Pilgern beschränkt sich allerdings nicht auf das Christentum. In allen Kulturen und Glaubensgemeinschaften findet man das Phänomen der Pilgerschaft.  Im alten Ägypten, in Babylon und bei den Sumerern. Schon lange vor den christlichen Pilgern machten sich Menschen auf den Weg zu einem besonderen Ort, dies konnte auch eine Keltenschanze, ein Baumheiligtum oder eine Höhle sein. Das Wort Pilger stammt von dem lateinischen Wort „peregrinus“ ab. In der Fremde sein.


Pilger als Multiplikatoren

Diese Fremden bildeten einst eine wichtige Komponente des Informationsflusses, zugegeben etwas langsam im Gegensatz zum heutigen Internet. Aber notwendig, um Kulturen zu verbinden und Neuigkeiten aus entfernten Ländern zu übermitteln.

Die Motivation sich auf die Reise zu machen war sehr unterschiedlich.  In der christlichen, mittelalterlichen Welt galt es meist, Busse zu tun oder ein Gelübde zu erfüllen. Einige erhofften sich Heilung oder Linderung einer Krankheit, andere wiederum wurden auf Strafpilgerschaft geschickt. Raufbolde, Mörder und Tagediebe auf dem Weg zur Läuterung. Manche machten sich aber durchaus auch auf, um der Heimat zu entfliehen. Wer früher auf Pilgerreise ging, kam sehr oft nicht mehr zurück. Zum einen weil die Reisen sehr beschwerlich waren, zum anderen weil der ein oder andere auch die Gelegenheit ergriff, sich „ab zu seilen“. Diejenigen, welche wieder an ihren Heimatort zurückkehrten brachten auch damals schon „Souvenirs“ als Beweis ihrer Anwesenheit am Heiligen Ort mit nach Hause. Schon zu dieser Zeit erkannte man also das einträgliche Geschäft mit Pilgerutensilien jeglicher Art. Und auch zu jener Zeit bereits gab es Hinweisschilder, welche den Reisenden den Weg wiesen wie zum Beispiel die Jakobsmuschel.

Die Todesstrafe für Pilger

Martin Luther hingegen konnte dem Pilgern nichts abgewinnen. Er wandte sich gegen das mit Aberglauben und Ablasshandel verbundene Pilgerwesen seiner Zeit.

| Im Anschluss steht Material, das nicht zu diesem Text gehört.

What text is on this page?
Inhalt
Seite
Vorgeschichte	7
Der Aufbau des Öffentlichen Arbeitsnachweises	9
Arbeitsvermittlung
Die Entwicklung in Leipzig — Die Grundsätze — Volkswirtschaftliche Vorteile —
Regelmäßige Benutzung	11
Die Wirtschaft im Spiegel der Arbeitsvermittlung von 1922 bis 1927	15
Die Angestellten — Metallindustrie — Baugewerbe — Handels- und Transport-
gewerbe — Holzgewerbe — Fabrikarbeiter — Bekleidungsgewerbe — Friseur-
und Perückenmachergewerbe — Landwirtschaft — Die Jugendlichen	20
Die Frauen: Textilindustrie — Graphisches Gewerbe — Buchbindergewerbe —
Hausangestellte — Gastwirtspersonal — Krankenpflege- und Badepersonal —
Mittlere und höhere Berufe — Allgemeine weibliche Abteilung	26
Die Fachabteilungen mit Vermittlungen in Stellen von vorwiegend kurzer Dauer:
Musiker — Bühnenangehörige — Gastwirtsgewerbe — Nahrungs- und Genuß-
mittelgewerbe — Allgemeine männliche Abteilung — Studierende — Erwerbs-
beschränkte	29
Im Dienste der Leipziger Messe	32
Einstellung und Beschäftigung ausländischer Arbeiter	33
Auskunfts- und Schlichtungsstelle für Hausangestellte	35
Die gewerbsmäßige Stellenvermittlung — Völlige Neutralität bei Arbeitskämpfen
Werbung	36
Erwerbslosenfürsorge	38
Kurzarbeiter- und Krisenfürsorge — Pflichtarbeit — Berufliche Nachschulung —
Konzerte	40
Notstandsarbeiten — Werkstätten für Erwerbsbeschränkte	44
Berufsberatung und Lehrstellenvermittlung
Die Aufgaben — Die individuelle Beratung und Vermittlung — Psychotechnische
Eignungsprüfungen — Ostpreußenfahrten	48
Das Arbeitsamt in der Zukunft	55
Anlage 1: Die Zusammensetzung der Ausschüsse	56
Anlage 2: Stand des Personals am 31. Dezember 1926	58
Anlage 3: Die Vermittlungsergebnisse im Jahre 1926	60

In Norwegen wurde das Pilgern im 16. Jahrhundert sogar unter Todesstrafe gestellt.

Einer der berühmtesten Wallfahrtsorte der Welt ist nach wie vor Jerusalem, das zentrale Heiligtum der Juden, für die Christen bedeutend in Zusammenhang mit dem Tod und der Auferstehung Christi und die Muslime besuchen außer Mekka und Medina auch den Felsendom in Jerusalem. Die Wurzeln des Pilgerns liegen aber sehr viel weiter zurück.

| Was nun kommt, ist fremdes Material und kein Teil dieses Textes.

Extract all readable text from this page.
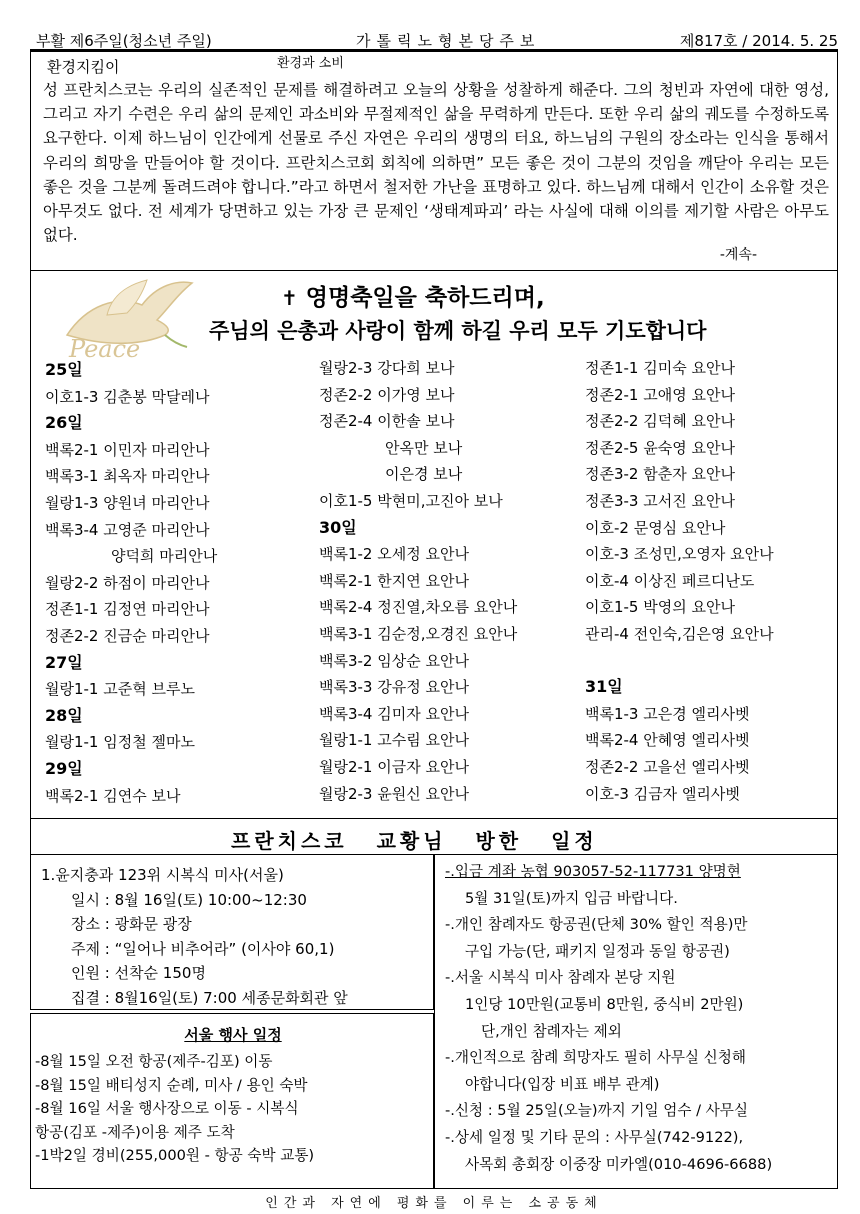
부활 제6주일(청소년 주일)	가톨릭노형본당주보	제817호 / 2014. 5. 25
환경지킴이	환경과 소비
성 프란치스코는 우리의 실존적인 문제를 해결하려고 오늘의 상황을 성찰하게 해준다. 그의 청빈과 자연에 대한 영성, 그리고 자기 수련은 우리 삶의 문제인 과소비와 무절제적인 삶을 무력하게 만든다. 또한 우리 삶의 궤도를 수정하도록 요구한다. 이제 하느님이 인간에게 선물로 주신 자연은 우리의 생명의 터요, 하느님의 구원의 장소라는 인식을 통해서 우리의 희망을 만들어야 할 것이다. 프란치스코회 회칙에 의하면” 모든 좋은 것이 그분의 것임을 깨닫아 우리는 모든 좋은 것을 그분께 돌려드려야 합니다.”라고 하면서 철저한 가난을 표명하고 있다. 하느님께 대해서 인간이 소유할 것은 아무것도 없다. 전 세계가 당면하고 있는 가장 큰 문제인 ‘생태계파괴’ 라는 사실에 대해 이의를 제기할 사람은 아무도 없다.
-계속-
Peace
✝ 영명축일을 축하드리며,
주님의 은총과 사랑이 함께 하길 우리 모두 기도합니다
25일
이호1-3 김춘봉 막달레나
26일
백록2-1 이민자 마리안나
백록3-1 최옥자 마리안나
월랑1-3 양원녀 마리안나
백록3-4 고영준 마리안나
양덕희 마리안나
월랑2-2 하점이 마리안나
정존1-1 김정연 마리안나
정존2-2 진금순 마리안나
27일
월랑1-1 고준혁 브루노
28일
월랑1-1 임정철 젤마노
29일
백록2-1 김연수 보나
월랑2-3 강다희 보나
정존2-2 이가영 보나
정존2-4 이한솔 보나
안옥만 보나
이은경 보나
이호1-5 박현미,고진아 보나
30일
백록1-2 오세정 요안나
백록2-1 한지연 요안나
백록2-4 정진열,차오름 요안나
백록3-1 김순정,오경진 요안나
백록3-2 임상순 요안나
백록3-3 강유정 요안나
백록3-4 김미자 요안나
월랑1-1 고수림 요안나
월랑2-1 이금자 요안나
월랑2-3 윤원신 요안나
정존1-1 김미숙 요안나
정존2-1 고애영 요안나
정존2-2 김덕혜 요안나
정존2-5 윤숙영 요안나
정존3-2 함춘자 요안나
정존3-3 고서진 요안나
이호-2 문영심 요안나
이호-3 조성민,오영자 요안나
이호-4 이상진 페르디난도
이호1-5 박영의 요안나
관리-4 전인숙,김은영 요안나
31일
백록1-3 고은경 엘리사벳
백록2-4 안혜영 엘리사벳
정존2-2 고을선 엘리사벳
이호-3 김금자 엘리사벳
프란치스코 교황님 방한 일정
1.윤지충과 123위 시복식 미사(서울)
일시 : 8월 16일(토) 10:00~12:30
장소 : 광화문 광장
주제 : “일어나 비추어라” (이사야 60,1)
인원 : 선착순 150명
집결 : 8월16일(토) 7:00 세종문화회관 앞
서울 행사 일정
-8월 15일 오전 항공(제주-김포) 이동
-8월 15일 배티성지 순례, 미사 / 용인 숙박
-8월 16일 서울 행사장으로 이동 - 시복식
항공(김포 -제주)이용 제주 도착
-1박2일 경비(255,000원 - 항공 숙박 교통)
-.입금 계좌 농협 903057-52-117731 양명현
5월 31일(토)까지 입금 바랍니다.
-.개인 참례자도 항공권(단체 30% 할인 적용)만
구입 가능(단, 패키지 일정과 동일 항공권)
-.서울 시복식 미사 참례자 본당 지원
1인당 10만원(교통비 8만원, 중식비 2만원)
단,개인 참례자는 제외
-.개인적으로 참례 희망자도 필히 사무실 신청해
야합니다(입장 비표 배부 관계)
-.신청 : 5월 25일(오늘)까지 기일 엄수 / 사무실
-.상세 일정 및 기타 문의 : 사무실(742-9122),
사목회 총회장 이중장 미카엘(010-4696-6688)
인간과 자연에 평화를 이루는 소공동체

Schon unsere Vorfahren, die Jäger und Sammler, erwählten Höhlen oder Anhöhen, die sie in einen besonderen Bann zogen. Die Kelten feierten ihre heidnischen Riten an solchen „Kraftorten“ wie sie es nannten. An solchen Orten haben buddhistische Mönche ihre Religion zelebriert, in der Einsamkeit meditiert und Zugang zum „Göttlichen“ gesucht. Ein halbes Jahrtausend bevor das Christentum entstand. Im Laufe der Geschichte wurden an diesen Initiationsplätzen Tempelanlagen und Kultstätten errichtet. Einer der berühmtesten Wallfahrtsorte in der antiken, griechischen Welt war der Tempel der Artemis in Ephesos.

Pilgern bedeutet also, auf dem Weg zu sein. Zu sich selbst und zu Antworten auf Fragen des täglichen Lebens. Es hat nicht nur christliche Hintergründe, es ist auch eine spirituelle, meditative Art des Tourismus. Während man in sich gekehrt die unberührte Natur durchstreift, vorbei an mystischen Orten, kann man die Gedanken schweifen lassen und sie ins Reine bringen. Pilgern bedeutet also zunächst eine Reise ins Ungewisse mit einem bestimmten Ort am Ende der Strecke. Dabei gilt: Der Weg ist das Ziel.